University of Newcastle microbe research provides insight into climate change

Dr Mark Brown
Dr Mark Brown

 A University of Newcastle researcher has participated in a project that has recorded more than 175,000 tiny microbes that provide an unprecedented baseline against which to measure the effects of climate change and human activities.

Invisible to the naked eye, microbes constitute almost 98 per cent of the ocean’s biomass and are responsible for keeping the marine ecosystem healthy.

A paper recently published in Nature journal led by University of Newcastle’s Dr Mark Brown reveals the vast diversity of microbes and provides new knowledge about their environmental behaviour.

The unparalleled dataset is the result of an ongoing collaborative initiative involving 18 Australian universities, Commonwealth agencies and research institutes, which recorded more than 175,000 unique species of microbes at seven sites around Australia’s coastline and into the Southern Ocean.

Dr Brown said microbes in the ocean are possibly the most important organisms for maintaining the world as a healthy, inhabitable planet.

“Similar to the links between human health and the human microbiome, ocean health is largely controlled by its microbial inhabitants. Forming the foundation of the entire ecosystem, microbes provide food for all other marine life and produce half the oxygen we breathe.

“In this regard, they function in a similar way to organs in a human body.

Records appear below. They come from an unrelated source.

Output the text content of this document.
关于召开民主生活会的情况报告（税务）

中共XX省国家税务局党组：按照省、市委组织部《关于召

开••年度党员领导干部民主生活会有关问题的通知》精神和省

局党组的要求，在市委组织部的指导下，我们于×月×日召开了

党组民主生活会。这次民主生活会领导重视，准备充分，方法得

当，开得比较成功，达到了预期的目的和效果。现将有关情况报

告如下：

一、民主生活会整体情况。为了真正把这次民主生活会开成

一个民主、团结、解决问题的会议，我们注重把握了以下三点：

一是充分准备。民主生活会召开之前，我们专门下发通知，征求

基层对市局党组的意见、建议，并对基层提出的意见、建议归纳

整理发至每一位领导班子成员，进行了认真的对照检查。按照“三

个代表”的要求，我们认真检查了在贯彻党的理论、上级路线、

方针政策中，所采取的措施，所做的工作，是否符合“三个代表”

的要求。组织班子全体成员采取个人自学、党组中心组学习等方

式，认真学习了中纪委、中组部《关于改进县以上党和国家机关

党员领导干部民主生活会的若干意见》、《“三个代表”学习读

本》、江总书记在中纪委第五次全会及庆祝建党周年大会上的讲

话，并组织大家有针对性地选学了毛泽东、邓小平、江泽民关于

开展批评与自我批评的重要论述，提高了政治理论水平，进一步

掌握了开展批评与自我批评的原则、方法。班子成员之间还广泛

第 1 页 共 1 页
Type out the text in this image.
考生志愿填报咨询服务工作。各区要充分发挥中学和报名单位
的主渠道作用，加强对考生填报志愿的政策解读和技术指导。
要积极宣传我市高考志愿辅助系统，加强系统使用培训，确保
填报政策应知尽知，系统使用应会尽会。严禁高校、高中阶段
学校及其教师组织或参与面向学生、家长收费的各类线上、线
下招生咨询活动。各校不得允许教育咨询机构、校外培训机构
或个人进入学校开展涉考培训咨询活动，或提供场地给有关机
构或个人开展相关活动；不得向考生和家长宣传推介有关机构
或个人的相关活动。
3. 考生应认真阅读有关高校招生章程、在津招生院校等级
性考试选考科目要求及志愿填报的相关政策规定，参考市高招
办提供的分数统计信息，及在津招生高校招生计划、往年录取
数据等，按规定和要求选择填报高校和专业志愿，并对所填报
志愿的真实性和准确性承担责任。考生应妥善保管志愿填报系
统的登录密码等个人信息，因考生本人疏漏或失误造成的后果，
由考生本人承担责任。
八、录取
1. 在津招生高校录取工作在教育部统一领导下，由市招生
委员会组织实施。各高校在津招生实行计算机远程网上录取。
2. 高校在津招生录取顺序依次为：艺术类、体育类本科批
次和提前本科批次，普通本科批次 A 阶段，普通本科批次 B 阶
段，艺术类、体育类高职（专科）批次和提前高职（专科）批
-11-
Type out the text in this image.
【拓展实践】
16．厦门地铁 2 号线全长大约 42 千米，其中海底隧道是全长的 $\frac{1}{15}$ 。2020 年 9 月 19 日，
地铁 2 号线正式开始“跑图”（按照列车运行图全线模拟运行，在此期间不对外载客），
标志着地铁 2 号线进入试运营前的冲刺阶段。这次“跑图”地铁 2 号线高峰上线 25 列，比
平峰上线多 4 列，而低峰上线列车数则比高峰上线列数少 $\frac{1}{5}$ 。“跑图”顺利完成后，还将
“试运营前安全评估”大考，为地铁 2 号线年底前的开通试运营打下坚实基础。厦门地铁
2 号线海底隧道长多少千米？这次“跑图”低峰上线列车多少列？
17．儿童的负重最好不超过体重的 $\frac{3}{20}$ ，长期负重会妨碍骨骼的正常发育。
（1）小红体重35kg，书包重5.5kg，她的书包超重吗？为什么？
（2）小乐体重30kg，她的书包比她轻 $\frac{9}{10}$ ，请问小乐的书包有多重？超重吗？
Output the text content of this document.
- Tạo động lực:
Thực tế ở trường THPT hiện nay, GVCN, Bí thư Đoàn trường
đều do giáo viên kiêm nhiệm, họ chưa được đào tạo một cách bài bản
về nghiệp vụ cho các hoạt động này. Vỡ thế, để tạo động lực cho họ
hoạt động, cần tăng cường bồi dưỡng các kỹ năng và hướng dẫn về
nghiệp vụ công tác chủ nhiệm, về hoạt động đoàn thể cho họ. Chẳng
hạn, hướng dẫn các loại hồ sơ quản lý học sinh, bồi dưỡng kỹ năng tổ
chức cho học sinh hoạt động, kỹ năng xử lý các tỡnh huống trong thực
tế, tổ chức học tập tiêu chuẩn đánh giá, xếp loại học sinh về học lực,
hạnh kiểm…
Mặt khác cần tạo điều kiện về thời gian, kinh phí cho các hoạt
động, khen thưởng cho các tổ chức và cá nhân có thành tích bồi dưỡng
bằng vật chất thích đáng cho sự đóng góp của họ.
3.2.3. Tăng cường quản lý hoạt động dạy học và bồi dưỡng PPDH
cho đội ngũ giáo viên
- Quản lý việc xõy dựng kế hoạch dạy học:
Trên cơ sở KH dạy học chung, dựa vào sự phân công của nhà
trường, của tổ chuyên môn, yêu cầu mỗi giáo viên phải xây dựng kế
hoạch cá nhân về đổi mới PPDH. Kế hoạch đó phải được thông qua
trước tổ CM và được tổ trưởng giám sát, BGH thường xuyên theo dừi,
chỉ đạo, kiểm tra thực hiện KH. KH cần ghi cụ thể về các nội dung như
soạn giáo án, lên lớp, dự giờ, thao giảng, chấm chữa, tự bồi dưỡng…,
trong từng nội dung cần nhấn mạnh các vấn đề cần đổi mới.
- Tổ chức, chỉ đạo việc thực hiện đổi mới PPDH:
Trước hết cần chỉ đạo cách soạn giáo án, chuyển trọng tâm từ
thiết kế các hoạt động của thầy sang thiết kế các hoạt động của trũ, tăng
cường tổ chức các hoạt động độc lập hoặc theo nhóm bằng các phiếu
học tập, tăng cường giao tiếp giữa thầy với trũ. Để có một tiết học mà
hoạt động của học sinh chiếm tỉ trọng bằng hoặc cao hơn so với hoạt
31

Some microbes act as the lungs of the ocean responsible for gathering and distributing oxygen to the planet, while others act as the gut or liver to detoxify impurities within the water and control the flow of nutrients.”

Scientists developed the project in 2012 to address a lack of data surrounding marine microbial communities and their changes over time.

“We were extremely concerned that no baseline existed to compare microbial activity against. Prior to this project, there was no information detailing what the microbes were like around Australia, which made it difficult to know how they might have changed over seasons or years,” Dr Brown said.

Employing filtration methods similar to those used to purify drinking water, scientists collected microbe samples each month at multiple depths, ranging from surface water down to 100 metres.

“Different microbes live in different parts of the ocean and they have evolved to occupy every conceivable niche. Different species can be found living on deep-sea hydrothermal vents, in sediments, at varying depths and in warm or cold water,” Dr Brown said.

The material extracted from the filters was then genetically sequenced using technology only available in the last few years, which provided a snapshot of the DNA blueprint of the microbial inhabitants within each sample.

Forming an enormous genetic database, this first data release tracks over 200 million records of more than 175,000 unique species of microbes.

Dr Mark Brown from the University of Newcastle and Martin Ostrowski from Macquarie University.

Dr Mark Brown from the University of Newcastle and Martin Ostrowski from Macquarie University.

Co-author, Dr Martin Ostrowski from Macquarie University, said the project team is now building models to predict where organisms will live in the future and what functions they will carry out.

“We can now use the baseline data we have collected to make models that tell us how microbes respond to different environmental conditions and how we expect them to change given future climate projections.

“The primary production and carbon use by marine microbes determines how much food is provided to the rest of the food chain, so our forecasts will be incredibly relevant to scientists but also to industries such as fisheries and tourism.”

The DNA sequence data is available to the public and can be accessed via the Bioplatforms Australia website.